A conformidade, um desafio central
O quadro regulamentar da gestão de património nunca foi tão denso. Entre as exigências da diretiva IDD, as obrigações MiFID II, a lei Sapin II e os requisitos ESG, os consultores patrimoniais devem demonstrar a cada instante a qualidade e a coerência das suas recomendações.
KYC, questionários de risco, adequação do produto, transparência dos custos, preferências em matéria de sustentabilidade: cada etapa do percurso do cliente está agora regulamentada. O desafio já não é saber se haverá um controlo, mas quando. E nesse momento, a documentação deve ser irrepreensível.
Os limites do tratamento manual
A realidade no terreno é frequentemente menos fluida do que a teoria. Os processos dos clientes acumulam-se sob a forma de ficheiros PDF dispersos entre as caixas de correio, os espaços de armazenamento e as ferramentas de trabalho. A gestão documental é fragmentada, as introduções de dados multiplicam-se e os riscos de erro ou de omissão são reais.
Este tratamento manual gera três problemas principais:
- O risco operacional: um documento em falta, uma assinatura ausente, um questionário incompleto podem invalidar todo um processo.
- A perda de tempo: os consultores patrimoniais dedicam em média 30 % do seu tempo a tarefas administrativas e de conformidade, em detrimento da consultoria ao cliente.
- A exposição regulamentar: em caso de controlo, a ausência de rastreabilidade ou de prova documental pode acarretar sanções financeiras e reputacionais.
A automação como escudo, não como substituto
Automatizar a conformidade não significa substituir o consultor.

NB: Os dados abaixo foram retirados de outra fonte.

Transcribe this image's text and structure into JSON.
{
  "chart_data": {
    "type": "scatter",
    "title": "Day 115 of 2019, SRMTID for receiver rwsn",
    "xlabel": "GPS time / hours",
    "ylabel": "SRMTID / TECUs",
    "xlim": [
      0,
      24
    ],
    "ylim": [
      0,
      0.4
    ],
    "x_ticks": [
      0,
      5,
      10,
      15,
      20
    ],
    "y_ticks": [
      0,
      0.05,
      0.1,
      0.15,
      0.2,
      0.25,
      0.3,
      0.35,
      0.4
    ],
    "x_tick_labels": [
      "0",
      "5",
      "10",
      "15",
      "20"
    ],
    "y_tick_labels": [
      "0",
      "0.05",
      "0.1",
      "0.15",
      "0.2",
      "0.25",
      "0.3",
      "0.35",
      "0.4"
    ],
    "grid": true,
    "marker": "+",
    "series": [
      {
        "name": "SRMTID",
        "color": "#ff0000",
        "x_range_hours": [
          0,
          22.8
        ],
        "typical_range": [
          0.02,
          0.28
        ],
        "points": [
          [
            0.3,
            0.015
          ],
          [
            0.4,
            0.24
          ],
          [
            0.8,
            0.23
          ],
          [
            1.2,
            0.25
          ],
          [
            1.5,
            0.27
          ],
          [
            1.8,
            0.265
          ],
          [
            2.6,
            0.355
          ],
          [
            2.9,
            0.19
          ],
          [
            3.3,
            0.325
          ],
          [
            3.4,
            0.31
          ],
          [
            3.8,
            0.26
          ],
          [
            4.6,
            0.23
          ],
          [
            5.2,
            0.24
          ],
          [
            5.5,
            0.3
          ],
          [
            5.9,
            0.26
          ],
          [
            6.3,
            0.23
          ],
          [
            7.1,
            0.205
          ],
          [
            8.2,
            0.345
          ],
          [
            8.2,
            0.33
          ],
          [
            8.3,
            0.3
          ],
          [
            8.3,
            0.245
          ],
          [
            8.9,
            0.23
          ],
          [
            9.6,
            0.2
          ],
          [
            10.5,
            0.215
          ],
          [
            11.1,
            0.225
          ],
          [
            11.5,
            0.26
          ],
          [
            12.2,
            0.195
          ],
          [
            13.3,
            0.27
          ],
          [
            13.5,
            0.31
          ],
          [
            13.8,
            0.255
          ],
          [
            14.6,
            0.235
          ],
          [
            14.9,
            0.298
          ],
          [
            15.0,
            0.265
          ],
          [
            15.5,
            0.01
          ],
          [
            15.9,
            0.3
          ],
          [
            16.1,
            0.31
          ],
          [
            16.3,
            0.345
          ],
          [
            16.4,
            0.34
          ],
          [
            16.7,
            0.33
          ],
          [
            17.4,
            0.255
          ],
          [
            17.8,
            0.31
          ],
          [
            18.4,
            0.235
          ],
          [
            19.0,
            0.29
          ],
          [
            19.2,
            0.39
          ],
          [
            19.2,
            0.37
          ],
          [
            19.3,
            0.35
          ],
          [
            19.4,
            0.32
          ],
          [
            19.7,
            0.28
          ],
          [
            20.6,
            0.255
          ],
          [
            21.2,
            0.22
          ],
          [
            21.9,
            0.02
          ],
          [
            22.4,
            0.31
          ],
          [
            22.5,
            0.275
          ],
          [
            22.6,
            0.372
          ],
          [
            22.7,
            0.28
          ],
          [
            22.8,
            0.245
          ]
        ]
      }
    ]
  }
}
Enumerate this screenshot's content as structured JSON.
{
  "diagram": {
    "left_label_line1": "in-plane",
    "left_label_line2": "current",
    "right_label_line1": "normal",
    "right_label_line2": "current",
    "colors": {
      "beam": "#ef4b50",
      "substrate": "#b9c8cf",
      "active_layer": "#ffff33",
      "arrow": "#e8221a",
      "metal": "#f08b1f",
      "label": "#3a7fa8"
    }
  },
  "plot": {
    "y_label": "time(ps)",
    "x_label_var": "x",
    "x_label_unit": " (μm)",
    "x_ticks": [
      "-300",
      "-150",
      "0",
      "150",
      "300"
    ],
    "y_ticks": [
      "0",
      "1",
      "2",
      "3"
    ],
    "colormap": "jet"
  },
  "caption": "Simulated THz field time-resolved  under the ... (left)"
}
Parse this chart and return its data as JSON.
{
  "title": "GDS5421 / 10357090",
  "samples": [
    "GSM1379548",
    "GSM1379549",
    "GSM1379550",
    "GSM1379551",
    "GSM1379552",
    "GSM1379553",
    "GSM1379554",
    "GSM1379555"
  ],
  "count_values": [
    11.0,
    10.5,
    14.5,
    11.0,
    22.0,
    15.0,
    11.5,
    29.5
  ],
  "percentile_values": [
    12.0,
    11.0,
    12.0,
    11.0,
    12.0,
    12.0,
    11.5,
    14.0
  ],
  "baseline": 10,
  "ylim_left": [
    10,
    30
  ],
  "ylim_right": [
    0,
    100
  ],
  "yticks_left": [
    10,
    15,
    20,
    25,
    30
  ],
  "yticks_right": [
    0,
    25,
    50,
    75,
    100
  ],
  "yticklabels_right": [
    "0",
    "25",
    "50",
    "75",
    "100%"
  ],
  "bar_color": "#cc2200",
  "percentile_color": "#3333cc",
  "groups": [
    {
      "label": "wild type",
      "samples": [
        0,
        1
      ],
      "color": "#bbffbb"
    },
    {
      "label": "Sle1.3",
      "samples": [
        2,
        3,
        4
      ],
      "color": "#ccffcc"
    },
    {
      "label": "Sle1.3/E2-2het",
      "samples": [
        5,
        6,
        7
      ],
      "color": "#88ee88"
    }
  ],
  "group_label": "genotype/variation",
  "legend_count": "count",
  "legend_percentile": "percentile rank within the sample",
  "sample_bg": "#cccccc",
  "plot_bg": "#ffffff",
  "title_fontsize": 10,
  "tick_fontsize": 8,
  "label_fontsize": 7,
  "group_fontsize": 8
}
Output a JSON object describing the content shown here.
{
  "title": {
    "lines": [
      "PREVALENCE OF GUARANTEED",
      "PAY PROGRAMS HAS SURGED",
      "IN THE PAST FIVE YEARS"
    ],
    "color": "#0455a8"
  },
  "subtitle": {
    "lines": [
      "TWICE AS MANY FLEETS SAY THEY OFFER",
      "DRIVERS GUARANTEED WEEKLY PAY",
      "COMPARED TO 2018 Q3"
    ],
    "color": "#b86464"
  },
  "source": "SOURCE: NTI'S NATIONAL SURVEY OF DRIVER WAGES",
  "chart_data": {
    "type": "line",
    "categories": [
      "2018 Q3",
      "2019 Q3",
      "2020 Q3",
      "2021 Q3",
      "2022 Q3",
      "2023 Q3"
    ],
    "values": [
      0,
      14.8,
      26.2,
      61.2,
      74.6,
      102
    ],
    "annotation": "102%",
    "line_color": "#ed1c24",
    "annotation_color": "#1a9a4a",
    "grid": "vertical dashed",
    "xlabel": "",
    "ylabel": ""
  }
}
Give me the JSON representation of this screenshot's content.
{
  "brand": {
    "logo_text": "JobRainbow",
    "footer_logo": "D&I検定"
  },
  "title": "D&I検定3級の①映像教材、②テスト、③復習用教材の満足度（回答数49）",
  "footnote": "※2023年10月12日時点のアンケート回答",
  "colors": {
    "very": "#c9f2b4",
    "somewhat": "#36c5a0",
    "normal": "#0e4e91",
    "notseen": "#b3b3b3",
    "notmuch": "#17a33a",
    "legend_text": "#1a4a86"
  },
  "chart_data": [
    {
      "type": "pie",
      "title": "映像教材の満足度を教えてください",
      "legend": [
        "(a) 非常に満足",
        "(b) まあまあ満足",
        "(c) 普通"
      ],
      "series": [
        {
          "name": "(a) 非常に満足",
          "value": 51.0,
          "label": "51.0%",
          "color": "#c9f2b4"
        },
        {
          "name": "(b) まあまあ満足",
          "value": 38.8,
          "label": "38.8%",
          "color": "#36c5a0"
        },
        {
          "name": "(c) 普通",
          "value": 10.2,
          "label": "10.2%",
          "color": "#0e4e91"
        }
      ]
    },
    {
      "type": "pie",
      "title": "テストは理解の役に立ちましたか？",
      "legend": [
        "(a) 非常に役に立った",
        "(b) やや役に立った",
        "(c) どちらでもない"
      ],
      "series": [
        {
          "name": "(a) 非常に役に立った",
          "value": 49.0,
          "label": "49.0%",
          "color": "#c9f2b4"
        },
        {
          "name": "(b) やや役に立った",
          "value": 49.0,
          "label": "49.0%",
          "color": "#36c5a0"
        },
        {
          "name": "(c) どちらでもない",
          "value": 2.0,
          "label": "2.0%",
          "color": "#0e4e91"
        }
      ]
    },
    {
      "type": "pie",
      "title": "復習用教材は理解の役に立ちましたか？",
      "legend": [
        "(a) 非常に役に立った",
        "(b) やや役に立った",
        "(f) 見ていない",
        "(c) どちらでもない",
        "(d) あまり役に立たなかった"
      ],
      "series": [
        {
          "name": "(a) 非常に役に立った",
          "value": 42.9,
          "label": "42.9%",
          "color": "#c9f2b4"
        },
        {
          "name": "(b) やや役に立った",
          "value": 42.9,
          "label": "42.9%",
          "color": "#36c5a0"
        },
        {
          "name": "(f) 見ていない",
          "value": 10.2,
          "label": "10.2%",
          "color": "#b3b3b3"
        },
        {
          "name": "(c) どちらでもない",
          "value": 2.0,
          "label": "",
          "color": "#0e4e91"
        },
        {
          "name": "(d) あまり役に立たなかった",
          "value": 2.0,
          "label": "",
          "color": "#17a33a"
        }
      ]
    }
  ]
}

A competência humana mantém-se no centro da relação com o cliente e da recomendação patrimonial. O que a automação traz é um quadro estruturante que documenta cada decisão, cada troca, cada arbitragem.
Cada ação é marcada temporalmente, arquivada e associada ao processo do cliente. O percurso regulamentar desenrola-se de forma fluida, sem rupturas: desde a recolha inicial de informações até à formalização da consultoria, passando pela verificação de adequação. O consultor concentra-se no seu trabalho, o sistema garante a conformidade.
A automação não desumaniza a consultoria. Liberta o consultor para que faça aquilo que sabe fazer melhor: acompanhar os seus clientes.
Os benefícios mensuráveis
Os escritórios que adotaram uma abordagem automatizada da conformidade verificam resultados tangíveis:
- Redução do tempo de documentação de 40 a 60 %, graças à introdução única e ao pré-preenchimento inteligente.
- Diminuição do risco regulamentar, com uma rastreabilidade completa e alertas em caso de não conformidade.
- Coerência das práticas dentro do escritório, independentemente do número de colaboradores.
- Mais tempo para o cliente: o tempo libertado é reinvestido no acompanhamento e no desenvolvimento comercial.
A conformidade já não é uma restrição sofrida. Torna-se uma vantagem competitiva, um sinal de profissionalismo dirigido tanto aos clientes como aos reguladores.